RFI: Sind die Unruhen der letzten Tage in Mosambik sowie die Großdemonstrationen im vergangenen Juni in Kenia ein Zeichen einer neuen Mobilisierung der Jugend in mehreren ostafrikanischen Ländern?

Marie-Emmanuelle Pommerolle: Tatsächlich erlebten wir in Kenia sehr intensive Mobilisierungsepisoden im Zusammenhang mit einem Steuergesetz und dort in Mosambik, um die Wahlergebnisse anzufechten. Dabei handelt es sich um unterschiedliche auslösende Ereignisse, aber tatsächlich handelt es sich dabei um junge Menschen, die eine stärkere Beteiligung an der politischen Debatte fordern.

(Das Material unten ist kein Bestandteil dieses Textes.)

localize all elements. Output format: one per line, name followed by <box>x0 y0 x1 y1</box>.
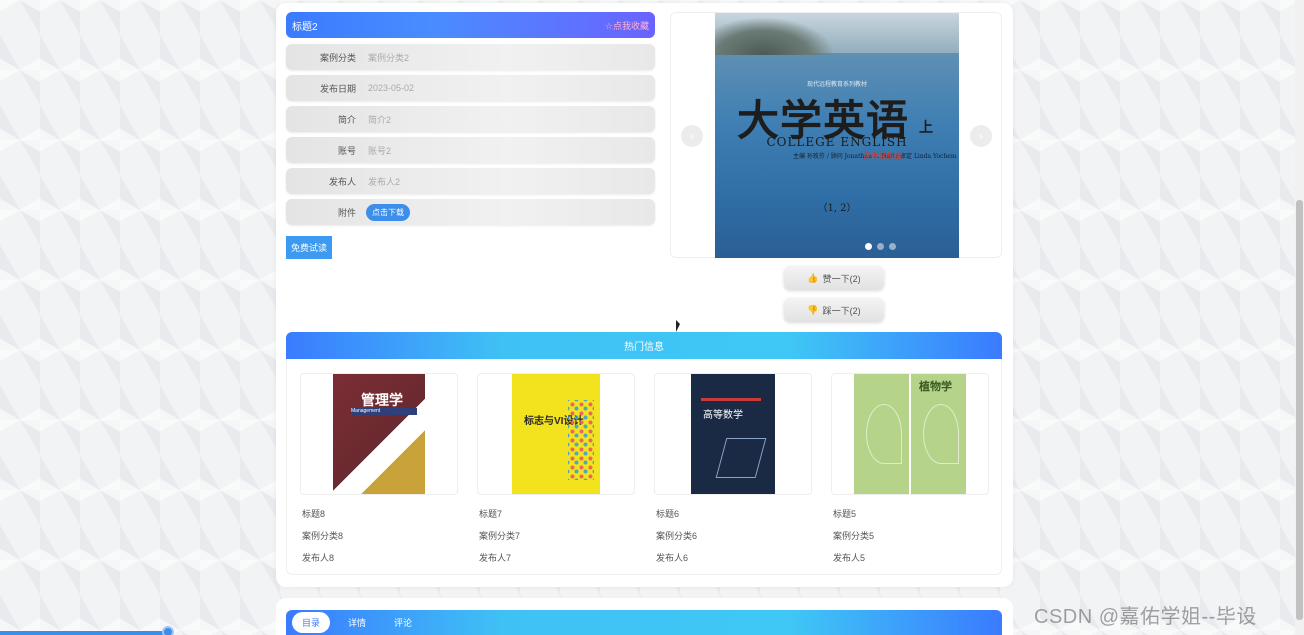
carousel-prev-button[interactable]: ‹ <box>681 125 703 147</box>
hot-item-thumbnail[interactable]: 高等数学 <box>654 373 812 495</box>
info-row-attachment: 附件 点击下载 <box>286 199 655 225</box>
hot-item-title[interactable]: 标题5 <box>833 503 989 525</box>
carousel-slide-cover: 现代远程教育系列教材 大学英语 上 COLLEGE ENGLISH 主编 孙玫芬… <box>715 13 959 258</box>
progress-knob[interactable] <box>162 626 174 635</box>
cover-edition: 远考试指南 <box>863 152 903 161</box>
book-cover-title: 植物学 <box>919 380 952 393</box>
info-row-account: 账号 账号2 <box>286 137 655 163</box>
info-row-intro: 简介 简介2 <box>286 106 655 132</box>
info-label: 发布日期 <box>319 83 356 94</box>
book-cover-stripe <box>701 398 761 401</box>
hot-item-category: 案例分类7 <box>479 531 521 541</box>
content-tabs: 目录 详情 评论 <box>286 610 1002 635</box>
hot-item-title[interactable]: 标题6 <box>656 503 812 525</box>
carousel-indicators <box>865 243 896 250</box>
info-label: 账号 <box>337 145 356 156</box>
tab-catalog[interactable]: 目录 <box>292 612 331 633</box>
thumbs-down-icon: 👎 <box>807 304 819 315</box>
hot-item-publisher: 发布人8 <box>302 553 335 563</box>
info-label: 附件 <box>337 207 356 218</box>
hot-item[interactable]: 高等数学 标题6 案例分类6 发布人6 <box>654 373 812 569</box>
hot-item[interactable]: 管理学 Management 标题8 案例分类8 发布人8 <box>300 373 458 569</box>
book-cover-title: 管理学 <box>361 393 403 409</box>
carousel-next-button[interactable]: › <box>970 125 992 147</box>
scrollbar-thumb[interactable] <box>1296 200 1303 620</box>
hot-item[interactable]: 植物学 标题5 案例分类5 发布人5 <box>831 373 989 569</box>
book-cover-back <box>854 374 909 494</box>
hot-item[interactable]: 标志与VI设计 标题7 案例分类7 发布人7 <box>477 373 635 569</box>
favorite-button[interactable]: ☆点我收藏 <box>605 19 649 32</box>
cover-title-en: COLLEGE ENGLISH <box>766 135 908 149</box>
hot-item-publisher: 发布人6 <box>656 553 689 563</box>
hot-item-publisher: 发布人5 <box>833 553 866 563</box>
hot-item-title[interactable]: 标题7 <box>479 503 635 525</box>
leaf-icon <box>866 404 902 464</box>
book-cover-title: 高等数学 <box>703 410 743 421</box>
image-carousel: 现代远程教育系列教材 大学英语 上 COLLEGE ENGLISH 主编 孙玫芬… <box>670 12 1002 258</box>
tab-comments[interactable]: 评论 <box>384 612 422 633</box>
hot-list: 管理学 Management 标题8 案例分类8 发布人8 标志与VI设计 标题… <box>286 359 1002 575</box>
info-row-date: 发布日期 2023-05-02 <box>286 75 655 101</box>
watermark: CSDN @嘉佑学姐--毕设 <box>1034 606 1257 628</box>
book-cover-front: 植物学 <box>911 374 966 494</box>
cover-volume: 上 <box>919 120 933 136</box>
chevron-left-icon: ‹ <box>690 129 694 143</box>
info-value: 发布人2 <box>368 176 401 187</box>
hot-item-title[interactable]: 标题8 <box>302 503 458 525</box>
dislike-label: 踩一下(2) <box>822 305 861 316</box>
info-label: 案例分类 <box>319 52 356 63</box>
page-progress-bar <box>0 631 168 635</box>
tab-details[interactable]: 详情 <box>338 612 376 633</box>
info-value: 账号2 <box>368 145 392 156</box>
book-cover-image: 高等数学 <box>691 374 775 494</box>
like-label: 赞一下(2) <box>822 273 861 284</box>
leaf-icon <box>923 404 959 464</box>
hot-item-publisher: 发布人7 <box>479 553 512 563</box>
hot-item-thumbnail[interactable]: 植物学 <box>831 373 989 495</box>
cover-number: （1, 2） <box>817 203 857 214</box>
carousel-dot-2[interactable] <box>877 243 884 250</box>
hot-item-category: 案例分类8 <box>302 531 344 541</box>
info-label: 简介 <box>337 114 356 125</box>
info-row-publisher: 发布人 发布人2 <box>286 168 655 194</box>
book-cover-subtitle: Management <box>351 408 417 415</box>
info-value: 案例分类2 <box>368 52 410 63</box>
carousel-dot-3[interactable] <box>889 243 896 250</box>
info-row-category: 案例分类 案例分类2 <box>286 44 655 70</box>
chevron-right-icon: › <box>979 129 983 143</box>
download-button[interactable]: 点击下载 <box>366 203 410 221</box>
mouse-pointer-icon <box>676 320 680 332</box>
book-cover-pattern <box>568 400 594 480</box>
book-cover-image: 植物学 <box>854 374 966 494</box>
hot-item-category: 案例分类5 <box>833 531 875 541</box>
hot-item-category: 案例分类6 <box>656 531 698 541</box>
info-value: 简介2 <box>368 114 392 125</box>
book-cover-image: 管理学 Management <box>333 374 425 494</box>
dislike-button[interactable]: 👎 踩一下(2) <box>784 298 884 322</box>
book-cover-graphic <box>715 438 767 478</box>
hot-section-header: 热门信息 <box>286 332 1002 359</box>
thumbs-up-icon: 👍 <box>807 272 819 283</box>
book-cover-image: 标志与VI设计 <box>512 374 600 494</box>
info-value: 2023-05-02 <box>368 83 415 93</box>
detail-title-bar: 标题2 ☆点我收藏 <box>286 12 655 38</box>
hot-section-title: 热门信息 <box>624 342 664 353</box>
detail-title: 标题2 <box>292 21 318 33</box>
carousel-dot-1[interactable] <box>865 243 872 250</box>
info-label: 发布人 <box>328 176 356 187</box>
hot-item-thumbnail[interactable]: 标志与VI设计 <box>477 373 635 495</box>
free-trial-button[interactable]: 免费试读 <box>286 236 332 259</box>
cover-island <box>715 17 835 55</box>
like-button[interactable]: 👍 赞一下(2) <box>784 266 884 290</box>
hot-item-thumbnail[interactable]: 管理学 Management <box>300 373 458 495</box>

In Kenia kam es vor etwas mehr als zwei Jahren, im September 2022, zu einem demokratischen Wandel. Doch 20 Monate später ging die Jugend auf die Straße. Wofür ?

Hauptsächlich aus Protest gegen das Finanzgesetz, das die Steuern auf Grundbedürfnisse wie Brot und Öl erhöhte. Die von Problemen wie Arbeitslosigkeit und Inflation erstickten Jugendlichen beschlossen, dass es an der Zeit sei, diese Art von Steuerpolitik in Frage zu stellen. Ein Jugendlicher, der ebenfalls beschloss, auf die Straße zu gehen, um den Verrat des neuen demokratisch gewählten Präsidenten William Ruto anzuprangern. Er wurde im Rahmen eines Programms gewählt, das sich insbesondere an junge Menschen richtete und ihnen Hilfe bei der Arbeitssuche zusagte. Und das ist offensichtlich nicht geschehen, er hat die Steuern erhöht. Daher herrschte bei denen, die an diesen demokratisch gewählten Präsidenten im Jahr 2022 geglaubt hatten, ein Gefühl des Verrats.

Das sind also dieselben jungen Leute, die 2022 für Ruto gestimmt und gerufen haben: „ Ruto muss gehen » im Jahr 2024?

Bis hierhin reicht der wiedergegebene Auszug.